Chore: reduce attack surface and size for Docker image

[bqcuong]

Hi,

This pull request includes a small improvement for the Dockerfile, which should help improve the security of container and reduce the risk of potential attacks.

In detail:

• I added --no-install-recommends to remove unnecessary apt packages, that were not needed for the container's functionality. Not only can this change trim your image size but it also can also reduce the attack surface.

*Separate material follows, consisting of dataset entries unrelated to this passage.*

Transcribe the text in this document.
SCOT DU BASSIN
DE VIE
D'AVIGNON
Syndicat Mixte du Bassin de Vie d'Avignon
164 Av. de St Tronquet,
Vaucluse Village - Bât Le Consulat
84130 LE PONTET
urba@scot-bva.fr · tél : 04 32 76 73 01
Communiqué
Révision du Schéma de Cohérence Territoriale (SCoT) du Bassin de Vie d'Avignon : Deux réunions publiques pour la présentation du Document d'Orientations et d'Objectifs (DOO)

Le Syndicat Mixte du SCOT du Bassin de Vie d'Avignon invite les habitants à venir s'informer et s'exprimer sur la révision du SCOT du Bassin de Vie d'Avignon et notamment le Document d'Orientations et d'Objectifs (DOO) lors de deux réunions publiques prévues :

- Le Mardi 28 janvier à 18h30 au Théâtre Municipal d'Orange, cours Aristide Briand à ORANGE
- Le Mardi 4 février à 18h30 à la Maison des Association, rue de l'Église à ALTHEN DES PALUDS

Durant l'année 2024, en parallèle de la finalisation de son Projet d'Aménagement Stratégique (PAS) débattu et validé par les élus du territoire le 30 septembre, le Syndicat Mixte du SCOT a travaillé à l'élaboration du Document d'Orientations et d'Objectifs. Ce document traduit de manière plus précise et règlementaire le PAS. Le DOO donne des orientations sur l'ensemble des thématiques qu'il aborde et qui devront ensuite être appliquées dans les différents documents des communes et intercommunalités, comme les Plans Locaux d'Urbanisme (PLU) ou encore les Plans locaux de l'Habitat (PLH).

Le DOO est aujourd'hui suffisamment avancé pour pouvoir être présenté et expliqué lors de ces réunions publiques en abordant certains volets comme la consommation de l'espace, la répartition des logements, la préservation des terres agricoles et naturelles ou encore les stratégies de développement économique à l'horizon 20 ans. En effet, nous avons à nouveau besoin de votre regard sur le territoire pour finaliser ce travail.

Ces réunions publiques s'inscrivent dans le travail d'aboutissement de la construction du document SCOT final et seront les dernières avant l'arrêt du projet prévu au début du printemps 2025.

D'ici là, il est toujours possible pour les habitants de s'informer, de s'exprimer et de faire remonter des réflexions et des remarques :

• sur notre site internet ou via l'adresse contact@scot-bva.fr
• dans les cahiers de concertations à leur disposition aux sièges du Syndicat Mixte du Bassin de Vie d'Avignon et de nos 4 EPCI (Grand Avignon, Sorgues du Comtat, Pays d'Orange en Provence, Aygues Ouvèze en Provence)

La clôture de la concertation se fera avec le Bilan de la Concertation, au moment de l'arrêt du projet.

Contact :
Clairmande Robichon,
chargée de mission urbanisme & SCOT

As quoted from CIS Docker Benchmark v1.5.0:

4.3 Ensure that unnecessary packages are not installed in the container Description: Containers should have as small a footprint as possible, and should not contain unnecessary software packages which could increase their attack surface. Rationale: Unnecessary software should not be installed into containers, as doing so increases their attack surface. Only packages strictly necessary for the correct operation of the application being deployed should be installed.

I generated Dockerfiles from the new template file, and I selected one of them (enterprise/couchbase-server/6.0.5/Dockerfile) for testing the improvement impact on process. The differences between two builds are summarized in the below table:

Before improvement	After improvement
Newly intalled packages	48	38
Image size	921MB	913MB
Build time	110s	97s

• Removed unnecessary packages after the improvement:

  libkmod2 pciutils usbutils libmagic-mgc publicsuffix libusb-1.0-0 file libpci3 cron libmagic1

I hope that you find them useful. Please let me know if you have any concerns.

Thank you.

[bqcuong]

Hi @ankit-gautam23, should we consider an merge for it?